In his book on negotiation, Out of the Chaos, Walker observes, “It’s no exaggeration to say that understanding your emotions and how they influence both your own and others’ behavior is a superpower that can enable you to get what you want” (Walker, 16). Growing up, I suspect all of us wanted to be a superhero. Based on my work coaching teams, I completely agree with Walker that emotional regulation can be a potent superpower for team leaders and other team members. Emotional regulation begins with the ability to fully experience our emotions in the moment, letting them roll over us without judgment or any other active response. As our awareness increases, we can deepen our understanding of them by considering them, pondering them and reflecting on their meaning just like we do with a thought or idea. Now that we have considered the various ineffective ways of engaging with our emotions, in my next article I will discuss the four “movements” of emotional agility and how they can help us gain the superpower of emotional regulation that Walker alludes to. I cannot promise that these emotional agility skills will provide a cape that enables us to fly or a wristband to deflect bullets, but I do think developing emotional agility will help you become a more impactful team member and leader. Most days, that superpower is even more helpful than leaping tall buildings.  

References:

Bushman B. “Does venting anger feed or extinguish the flame? Catharsis, rumination, distraction, anger, and aggressive responding.” Personality and Social Psychology Bulletin 2002;28(6): 724-731.
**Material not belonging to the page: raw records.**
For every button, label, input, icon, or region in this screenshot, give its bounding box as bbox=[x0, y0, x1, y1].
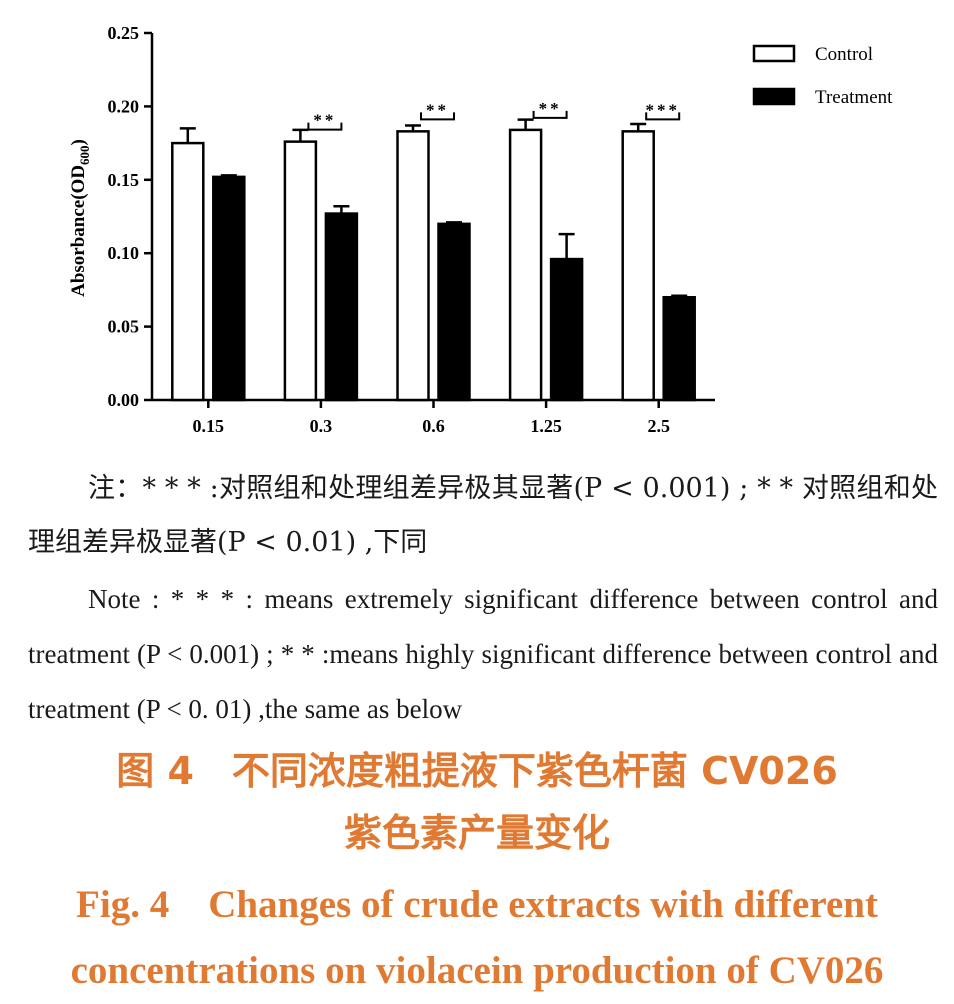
caption-zh-line1: 图 4 不同浓度粗提液下紫色杆菌 CV026 bbox=[116, 749, 838, 793]
figure-caption-chinese: 图 4 不同浓度粗提液下紫色杆菌 CV026 紫色素产量变化 bbox=[0, 740, 954, 864]
bar-control bbox=[621, 130, 655, 402]
significance-label: ** bbox=[539, 99, 562, 118]
significance-bracket bbox=[307, 122, 343, 131]
y-tick-label: 0.25 bbox=[108, 23, 140, 43]
bar-control bbox=[396, 130, 430, 402]
x-tick-label: 0.6 bbox=[422, 416, 445, 436]
significance-label: ** bbox=[426, 100, 449, 119]
legend-label-control: Control bbox=[815, 44, 873, 65]
bar-treatment bbox=[212, 175, 246, 402]
significance-label: ** bbox=[313, 111, 336, 130]
x-tick-label: 2.5 bbox=[647, 416, 670, 436]
legend-swatch-control bbox=[752, 44, 796, 63]
caption-en-line2: concentrations on violacein production o… bbox=[70, 949, 884, 992]
legend-label-treatment: Treatment bbox=[815, 87, 893, 108]
chart-legend: Control Treatment bbox=[752, 44, 893, 108]
y-tick-label: 0.10 bbox=[108, 243, 140, 263]
y-tick-label: 0.00 bbox=[108, 390, 140, 410]
y-tick-label: 0.15 bbox=[108, 170, 140, 190]
y-tick-label: 0.05 bbox=[108, 317, 140, 337]
chart-bars bbox=[171, 118, 696, 402]
significance-marks: **** ** *** bbox=[307, 99, 681, 131]
legend-swatch-treatment bbox=[752, 87, 796, 106]
y-tick-label: 0.20 bbox=[108, 96, 140, 116]
y-axis-label: Absorbance(OD600) bbox=[68, 139, 92, 297]
bar-control bbox=[283, 140, 318, 402]
significance-bracket bbox=[532, 110, 568, 119]
significance-label: *** bbox=[645, 100, 680, 119]
bar-control bbox=[508, 128, 543, 402]
x-tick-label: 0.3 bbox=[310, 416, 333, 436]
chart-axes: 0.00 0.05 0.10 0.15 0.20 0.25 0.15 0.3 0.6 1.25 2.… bbox=[108, 23, 715, 436]
bar-control bbox=[171, 141, 205, 402]
caption-zh-line2: 紫色素产量变化 bbox=[343, 811, 610, 855]
note-english: Note : * * * : means extremely significa… bbox=[28, 584, 938, 724]
significance-bracket bbox=[420, 112, 455, 121]
bar-treatment bbox=[324, 212, 359, 402]
caption-en-line1: Fig. 4 Changes of crude extracts with di… bbox=[76, 883, 878, 926]
bar-treatment bbox=[549, 257, 584, 402]
significance-bracket bbox=[645, 112, 681, 121]
x-tick-label: 0.15 bbox=[193, 416, 225, 436]
note-chinese: 注：* * * :对照组和处理组差异极其显著(P < 0.001) ; * * … bbox=[28, 473, 938, 558]
bar-treatment bbox=[437, 222, 471, 402]
x-tick-label: 1.25 bbox=[530, 416, 562, 436]
figure-caption-english: Fig. 4 Changes of crude extracts with di… bbox=[0, 872, 954, 1004]
bar-treatment bbox=[662, 295, 696, 402]
bar-chart: 0.00 0.05 0.10 0.15 0.20 0.25 0.15 0.3 0.6 1.25 2.… bbox=[68, 23, 893, 436]
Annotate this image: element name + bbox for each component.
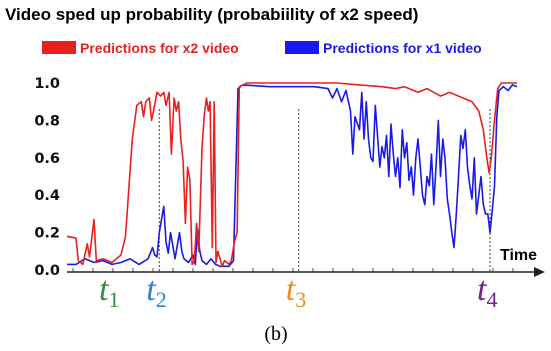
series-line-x1	[67, 84, 518, 268]
x-axis-arrow-icon	[534, 267, 545, 277]
y-tick-label: 0.2	[34, 226, 60, 242]
y-tick-label: 1.0	[34, 76, 60, 92]
legend: Predictions for x2 video Predictions for…	[42, 40, 482, 56]
legend-swatch-x1	[285, 41, 319, 54]
legend-label-x1: Predictions for x1 video	[323, 40, 482, 56]
legend-swatch-x2	[42, 41, 76, 54]
chart-title: Video sped up probability (probabiility …	[5, 5, 418, 24]
time-marker-t1: t1	[99, 271, 119, 312]
series-line-x2	[66, 82, 517, 268]
y-axis: 0.0 0.2 0.4 0.6 0.8 1.0	[34, 76, 60, 279]
time-marker-t2: t2	[146, 271, 166, 312]
time-marker-t3: t3	[286, 271, 306, 312]
x-axis-label: Time	[500, 247, 537, 264]
legend-label-x2: Predictions for x2 video	[80, 40, 239, 56]
y-tick-label: 0.8	[34, 113, 60, 129]
figure-caption: (b)	[264, 323, 287, 345]
y-tick-label: 0.6	[34, 151, 60, 167]
marker-lines	[158, 109, 491, 272]
time-markers: t1 t2 t3 t4	[99, 271, 497, 312]
y-tick-label: 0.0	[34, 263, 60, 279]
y-tick-label: 0.4	[34, 188, 60, 204]
time-marker-t4: t4	[477, 271, 497, 312]
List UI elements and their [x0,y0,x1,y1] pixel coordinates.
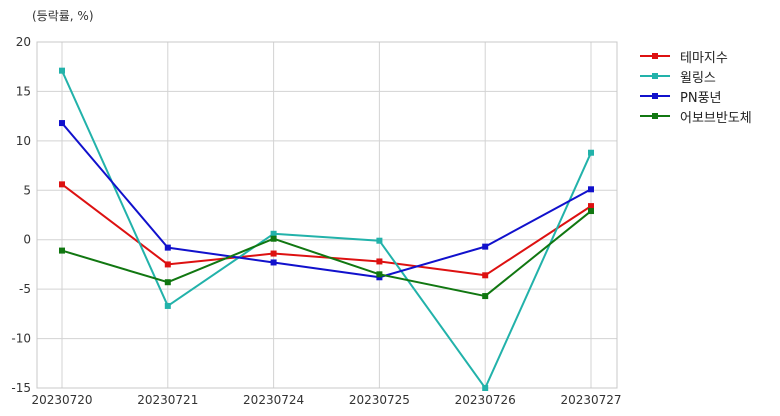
data-point [270,230,277,237]
legend-swatch [640,70,670,82]
series-line [61,210,592,298]
data-point [59,120,65,127]
data-point [164,244,171,251]
y-tick-label: 10 [16,134,31,148]
data-point [482,243,489,250]
legend-item: PN풍년 [640,86,752,106]
unit-label: (등락률, %) [32,9,94,23]
data-point [588,149,594,156]
legend-label: 윌링스 [680,70,716,86]
y-tick-label: 15 [16,84,31,98]
series-line [61,70,592,389]
legend-marker [652,53,658,59]
data-point [588,186,594,193]
x-tick-label: 20230727 [560,393,621,407]
series-4 [59,208,594,300]
x-tick-label: 20230721 [137,393,198,407]
legend-marker [652,113,658,119]
grid-lines [37,41,617,389]
x-tick-label: 20230720 [31,393,92,407]
data-point [164,261,171,268]
y-tick-label: -5 [19,282,31,296]
data-point [482,385,489,391]
legend-label: 어보브반도체 [680,110,752,126]
y-tick-label: 0 [23,233,31,247]
data-point [376,271,383,278]
data-point [164,302,171,309]
series-line [61,122,592,279]
legend-item: 윌링스 [640,66,752,86]
series-2 [59,67,594,391]
legend-marker [652,93,658,99]
data-point [376,237,383,244]
data-point [482,272,489,279]
data-point [588,208,594,215]
legend-label: 테마지수 [680,50,728,66]
data-point [59,67,65,74]
y-axis-ticks: -15 -10 -5 0 5 10 15 20 [11,35,31,395]
legend-swatch [640,90,670,102]
legend-swatch [640,50,670,62]
legend-label: PN풍년 [680,90,722,106]
y-tick-label: 20 [16,35,31,49]
series-line [61,183,592,277]
y-tick-label: -10 [11,332,31,346]
data-point [270,259,277,266]
legend-marker [652,73,658,79]
y-tick-label: -15 [11,381,31,395]
series-lines [59,67,594,391]
legend-item: 어보브반도체 [640,106,752,126]
x-axis-ticks: 20230720 20230721 20230724 20230725 20230726… [31,393,621,407]
plot-area-frame [36,41,618,389]
data-point [164,279,171,286]
legend-swatch [640,110,670,122]
data-point [482,293,489,300]
data-point [376,258,383,265]
x-tick-label: 20230725 [349,393,410,407]
x-tick-label: 20230724 [243,393,304,407]
series-1 [59,181,594,279]
data-point [59,247,65,254]
y-tick-label: 5 [23,183,31,197]
data-point [270,250,277,257]
x-tick-label: 20230726 [455,393,516,407]
data-point [59,181,65,188]
data-point [270,235,277,242]
legend-item: 테마지수 [640,46,752,66]
data-point [588,203,594,210]
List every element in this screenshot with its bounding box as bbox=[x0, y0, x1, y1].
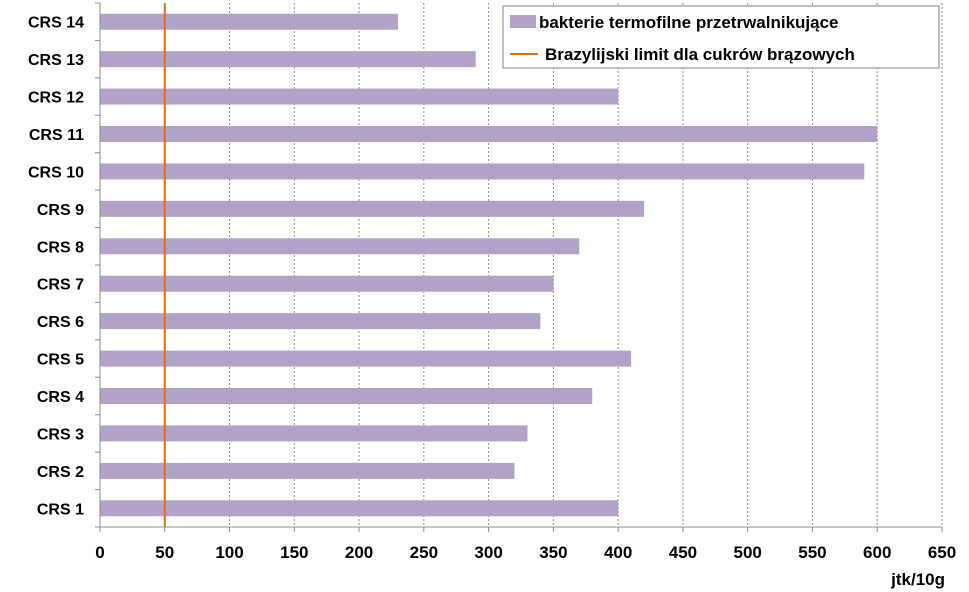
x-tick-label-500: 500 bbox=[734, 543, 762, 562]
legend-label-bar: bakterie termofilne przetrwalnikujące bbox=[539, 13, 839, 32]
y-tick-label: CRS 8 bbox=[37, 239, 84, 256]
x-tick-labels: 0 50 100 150 200 250 300 350 400 450 500 550 600 650 bbox=[95, 543, 956, 562]
bar-crs-6 bbox=[100, 313, 541, 330]
bar-crs-5 bbox=[100, 350, 632, 367]
x-tick-label-350: 350 bbox=[539, 543, 567, 562]
bar-crs-8 bbox=[100, 238, 580, 255]
bar-crs-12 bbox=[100, 88, 619, 105]
x-tick-label-100: 100 bbox=[215, 543, 243, 562]
y-tick-label: CRS 12 bbox=[28, 90, 84, 107]
bar-crs-4 bbox=[100, 388, 593, 404]
bar-crs-7 bbox=[100, 275, 554, 292]
y-tick-label: CRS 11 bbox=[29, 127, 84, 144]
y-tick-label: CRS 3 bbox=[37, 426, 84, 443]
grid-lines bbox=[164, 3, 943, 527]
y-tick-label: CRS 7 bbox=[37, 277, 84, 294]
x-tick-label-300: 300 bbox=[474, 543, 502, 562]
x-tick-label-450: 450 bbox=[669, 543, 697, 562]
x-tick-label-0: 0 bbox=[95, 543, 104, 562]
x-axis-unit-label: jtk/10g bbox=[890, 570, 945, 589]
bar-crs-1 bbox=[100, 500, 619, 517]
bar-crs-14 bbox=[100, 13, 398, 30]
bar-crs-11 bbox=[100, 126, 878, 142]
legend-swatch-bar bbox=[510, 15, 536, 28]
axes bbox=[95, 2, 943, 532]
x-tick-label-250: 250 bbox=[410, 543, 438, 562]
y-tick-label: CRS 9 bbox=[37, 202, 84, 219]
y-tick-label: CRS 1 bbox=[37, 501, 84, 518]
y-tick-label: CRS 4 bbox=[37, 389, 84, 406]
bar-crs-2 bbox=[100, 462, 515, 479]
legend-box bbox=[502, 5, 940, 69]
x-tick-label-600: 600 bbox=[863, 543, 891, 562]
bar-crs-13 bbox=[100, 51, 476, 68]
y-tick-label: CRS 10 bbox=[28, 164, 84, 181]
x-tick-label-550: 550 bbox=[798, 543, 826, 562]
x-tick-label-150: 150 bbox=[280, 543, 308, 562]
y-tick-label: CRS 13 bbox=[28, 52, 84, 69]
bar-crs-3 bbox=[100, 425, 528, 442]
legend-label-line: Brazylijski limit dla cukrów brązowych bbox=[545, 45, 855, 64]
y-tick-label: CRS 5 bbox=[37, 352, 84, 369]
bar-crs-9 bbox=[100, 200, 645, 217]
bars bbox=[100, 13, 878, 517]
legend: bakterie termofilne przetrwalnikujące Br… bbox=[502, 5, 940, 69]
x-tick-label-400: 400 bbox=[604, 543, 632, 562]
bar-crs-10 bbox=[100, 163, 865, 180]
y-tick-label: CRS 2 bbox=[37, 464, 84, 481]
y-tick-label: CRS 6 bbox=[37, 314, 84, 331]
x-tick-label-200: 200 bbox=[345, 543, 373, 562]
x-tick-label-650: 650 bbox=[928, 543, 956, 562]
y-tick-label: CRS 14 bbox=[28, 15, 84, 32]
y-tick-labels: CRS 1 CRS 2 CRS 3 CRS 4 CRS 5 CRS 6 CRS 7 CRS 8… bbox=[28, 15, 84, 519]
x-tick-label-50: 50 bbox=[155, 543, 174, 562]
David S. Emotional Agility: Get Unstruck, Embrace Change, and Thrive in Work and Life. Avery, 2016. 

Rose A et al. “An observational study of co-rumination in adolescent friendships.” Developmental Psychology 2014;50(9): 2199-2209.

Waxer PH. “Nonverbal cues for anxiety: an examination of emotional leakage.” Journal of Abnormal Psychology 1977;86(3): 306-314.

Walker S. Order Out of Chaos. Harvard Business Review Press, 2024.